Former chief justice of India KG Balakrishnan on Friday said the Right To Information (RTI) Act "was grossly misused" and needed amending to prevent the misuse.
"It is time for introspection on the five-year-old RTI Act. It is grossly misused. Most of the applicants are applying the RTI not for public good, but for misuse," Balakrishnan said at a seminar on "RTI-Key to good governance", organised by the Institute of Secretariat Training and Management.
Balakrishnan, currently the chairman of the National Human Rights Commission (NHRC), said the RTI needed some amendments to prevent the misuse.
"It is not that we need to abolish or discard the RTI Act. But some changes have to be made to prevent the misuse," he added.
The RTI law should help to ensure equitable and inclusive growth, he said, noting mere economic growth is not an achievement.
"Development should improve the well-being of the people, especially at the bottom line," he said, recalling how RTI activists in Rajasthan could expose those siphoning off public funds in the name of old age pension and widows pension.
Speaking at the event, Chief Information Commissioner A.N. Tiwari said RTI should be saved from "an upsurge of emotions".
Admitting that RTI had some weakness as it was the "outgrowth of judicial intervention and has a legalistic framework," he said the RTI Act was facing divergent challenges.
"On the one hand, the aspiration of people to access information was on the upswing while on the other hand, officials need confidentiality to run the system," he said.

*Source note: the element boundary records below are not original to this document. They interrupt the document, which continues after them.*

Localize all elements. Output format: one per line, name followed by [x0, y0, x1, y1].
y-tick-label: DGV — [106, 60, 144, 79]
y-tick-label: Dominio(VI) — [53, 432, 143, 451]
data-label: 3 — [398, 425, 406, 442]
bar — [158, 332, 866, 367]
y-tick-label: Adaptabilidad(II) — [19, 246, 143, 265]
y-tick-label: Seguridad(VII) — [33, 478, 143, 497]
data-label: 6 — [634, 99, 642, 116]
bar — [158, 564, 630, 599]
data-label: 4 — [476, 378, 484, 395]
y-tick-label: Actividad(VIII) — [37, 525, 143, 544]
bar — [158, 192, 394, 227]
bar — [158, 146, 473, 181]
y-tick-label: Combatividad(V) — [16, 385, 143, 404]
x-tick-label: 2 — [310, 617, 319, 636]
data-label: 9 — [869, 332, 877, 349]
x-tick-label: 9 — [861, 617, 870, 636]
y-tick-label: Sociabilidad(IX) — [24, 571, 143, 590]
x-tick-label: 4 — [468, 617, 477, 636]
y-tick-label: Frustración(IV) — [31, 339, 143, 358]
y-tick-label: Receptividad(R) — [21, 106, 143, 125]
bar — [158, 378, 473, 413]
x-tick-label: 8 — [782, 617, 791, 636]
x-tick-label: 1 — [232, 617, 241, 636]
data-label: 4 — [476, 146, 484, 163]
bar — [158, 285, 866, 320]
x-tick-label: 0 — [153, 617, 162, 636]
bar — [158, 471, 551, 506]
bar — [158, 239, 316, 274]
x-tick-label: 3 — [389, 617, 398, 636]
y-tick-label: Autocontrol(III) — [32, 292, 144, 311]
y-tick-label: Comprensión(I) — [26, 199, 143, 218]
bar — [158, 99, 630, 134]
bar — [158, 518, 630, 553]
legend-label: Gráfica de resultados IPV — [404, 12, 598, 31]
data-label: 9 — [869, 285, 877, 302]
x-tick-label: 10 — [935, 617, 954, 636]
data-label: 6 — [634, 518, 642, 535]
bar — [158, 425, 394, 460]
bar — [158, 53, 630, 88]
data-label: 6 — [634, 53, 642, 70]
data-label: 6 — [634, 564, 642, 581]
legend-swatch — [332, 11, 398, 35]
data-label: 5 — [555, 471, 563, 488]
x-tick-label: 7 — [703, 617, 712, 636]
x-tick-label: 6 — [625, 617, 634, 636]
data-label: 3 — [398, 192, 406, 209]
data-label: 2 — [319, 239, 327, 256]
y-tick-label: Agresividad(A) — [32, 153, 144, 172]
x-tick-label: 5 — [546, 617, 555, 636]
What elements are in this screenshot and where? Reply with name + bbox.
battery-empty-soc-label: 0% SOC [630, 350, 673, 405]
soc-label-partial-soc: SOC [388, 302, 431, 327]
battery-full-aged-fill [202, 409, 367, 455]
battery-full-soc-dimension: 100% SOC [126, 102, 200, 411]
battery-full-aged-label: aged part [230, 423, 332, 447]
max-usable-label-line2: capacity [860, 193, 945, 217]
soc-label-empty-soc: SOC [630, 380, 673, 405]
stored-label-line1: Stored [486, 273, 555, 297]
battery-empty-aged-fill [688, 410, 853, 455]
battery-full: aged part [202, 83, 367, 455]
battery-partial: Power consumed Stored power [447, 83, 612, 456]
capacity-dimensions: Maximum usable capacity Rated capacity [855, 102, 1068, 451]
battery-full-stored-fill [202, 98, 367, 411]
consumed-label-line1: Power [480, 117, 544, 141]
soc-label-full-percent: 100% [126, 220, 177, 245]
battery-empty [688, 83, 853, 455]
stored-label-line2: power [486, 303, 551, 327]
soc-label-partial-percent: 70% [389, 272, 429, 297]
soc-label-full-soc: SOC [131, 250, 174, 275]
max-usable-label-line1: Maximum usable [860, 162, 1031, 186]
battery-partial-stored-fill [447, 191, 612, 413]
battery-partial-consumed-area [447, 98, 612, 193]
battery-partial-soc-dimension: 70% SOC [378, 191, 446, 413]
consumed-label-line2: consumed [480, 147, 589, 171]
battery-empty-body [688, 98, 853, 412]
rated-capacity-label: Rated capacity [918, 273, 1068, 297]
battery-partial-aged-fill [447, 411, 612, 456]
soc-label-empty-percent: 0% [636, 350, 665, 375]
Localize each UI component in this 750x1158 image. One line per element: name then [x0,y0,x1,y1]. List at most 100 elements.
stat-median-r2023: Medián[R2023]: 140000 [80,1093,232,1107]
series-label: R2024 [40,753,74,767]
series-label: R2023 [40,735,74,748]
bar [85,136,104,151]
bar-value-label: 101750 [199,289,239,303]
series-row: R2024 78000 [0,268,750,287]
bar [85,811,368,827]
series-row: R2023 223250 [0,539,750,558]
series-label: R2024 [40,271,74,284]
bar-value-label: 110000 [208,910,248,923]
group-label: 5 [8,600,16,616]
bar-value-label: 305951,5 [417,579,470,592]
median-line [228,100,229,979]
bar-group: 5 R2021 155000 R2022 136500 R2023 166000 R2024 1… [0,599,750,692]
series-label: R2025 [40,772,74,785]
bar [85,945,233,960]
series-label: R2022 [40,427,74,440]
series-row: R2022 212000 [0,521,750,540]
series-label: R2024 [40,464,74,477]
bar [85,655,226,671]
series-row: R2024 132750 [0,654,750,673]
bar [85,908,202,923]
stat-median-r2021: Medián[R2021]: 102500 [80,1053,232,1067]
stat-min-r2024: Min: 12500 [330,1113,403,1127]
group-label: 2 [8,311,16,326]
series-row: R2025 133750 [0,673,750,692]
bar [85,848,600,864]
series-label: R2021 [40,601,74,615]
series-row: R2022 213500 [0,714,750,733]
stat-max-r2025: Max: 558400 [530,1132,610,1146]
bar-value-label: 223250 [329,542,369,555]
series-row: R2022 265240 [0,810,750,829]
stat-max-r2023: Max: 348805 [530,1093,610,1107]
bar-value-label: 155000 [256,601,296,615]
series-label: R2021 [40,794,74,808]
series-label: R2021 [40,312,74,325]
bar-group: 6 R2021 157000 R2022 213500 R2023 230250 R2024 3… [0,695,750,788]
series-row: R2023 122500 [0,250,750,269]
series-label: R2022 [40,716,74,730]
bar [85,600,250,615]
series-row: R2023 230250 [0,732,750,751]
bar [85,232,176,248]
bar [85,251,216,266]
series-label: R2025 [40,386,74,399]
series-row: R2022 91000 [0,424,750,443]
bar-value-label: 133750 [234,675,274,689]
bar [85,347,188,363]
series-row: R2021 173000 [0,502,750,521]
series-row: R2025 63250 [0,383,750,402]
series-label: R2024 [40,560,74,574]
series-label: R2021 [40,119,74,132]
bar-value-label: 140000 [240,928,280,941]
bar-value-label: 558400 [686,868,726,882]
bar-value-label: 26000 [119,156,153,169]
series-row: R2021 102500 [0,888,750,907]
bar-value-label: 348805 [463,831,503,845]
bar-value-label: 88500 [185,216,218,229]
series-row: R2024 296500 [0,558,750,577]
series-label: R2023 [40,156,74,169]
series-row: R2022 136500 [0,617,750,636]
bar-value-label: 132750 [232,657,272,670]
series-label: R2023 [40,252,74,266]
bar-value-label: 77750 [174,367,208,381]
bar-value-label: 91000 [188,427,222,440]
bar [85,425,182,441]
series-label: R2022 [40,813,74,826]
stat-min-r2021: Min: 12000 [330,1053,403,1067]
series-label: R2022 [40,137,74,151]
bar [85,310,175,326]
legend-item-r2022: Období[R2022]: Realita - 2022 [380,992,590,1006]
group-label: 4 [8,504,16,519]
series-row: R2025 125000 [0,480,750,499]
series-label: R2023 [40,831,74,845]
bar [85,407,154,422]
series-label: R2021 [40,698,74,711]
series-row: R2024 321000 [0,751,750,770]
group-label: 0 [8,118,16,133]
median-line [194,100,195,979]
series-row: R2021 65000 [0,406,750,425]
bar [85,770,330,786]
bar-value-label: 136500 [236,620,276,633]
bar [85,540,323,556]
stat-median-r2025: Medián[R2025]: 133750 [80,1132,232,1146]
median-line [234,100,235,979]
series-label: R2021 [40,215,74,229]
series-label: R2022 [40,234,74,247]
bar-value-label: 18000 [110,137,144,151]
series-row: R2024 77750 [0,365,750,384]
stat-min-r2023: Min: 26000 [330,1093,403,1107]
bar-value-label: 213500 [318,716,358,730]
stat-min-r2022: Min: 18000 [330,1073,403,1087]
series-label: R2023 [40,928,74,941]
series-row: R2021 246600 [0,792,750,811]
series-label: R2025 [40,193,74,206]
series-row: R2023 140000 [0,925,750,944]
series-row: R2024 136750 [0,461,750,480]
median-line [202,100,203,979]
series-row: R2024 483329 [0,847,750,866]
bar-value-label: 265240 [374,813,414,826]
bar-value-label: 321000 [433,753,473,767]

Tiwari said there were different categories of people frequenting the RTI system.
"The first category is those who want to pull down the high and mighty and want to know whether wealth was amassed by the authorities or corruption was practised. The second set is those who want to know how the government used its discretion in policy matters," he said.
The third category, or "bread and butter" group, want to know about the fate of their provident fund accounts and pension papers, he said.
According to Tiwari, the fourth group, mostly officials facing vigilance probes or disciplinary actions, were misusing the RTI system most to find out the moves against them.
"These articulate, English-speaking, powerful group of bureaucrats are the biggest challenge to the RTI system," he said.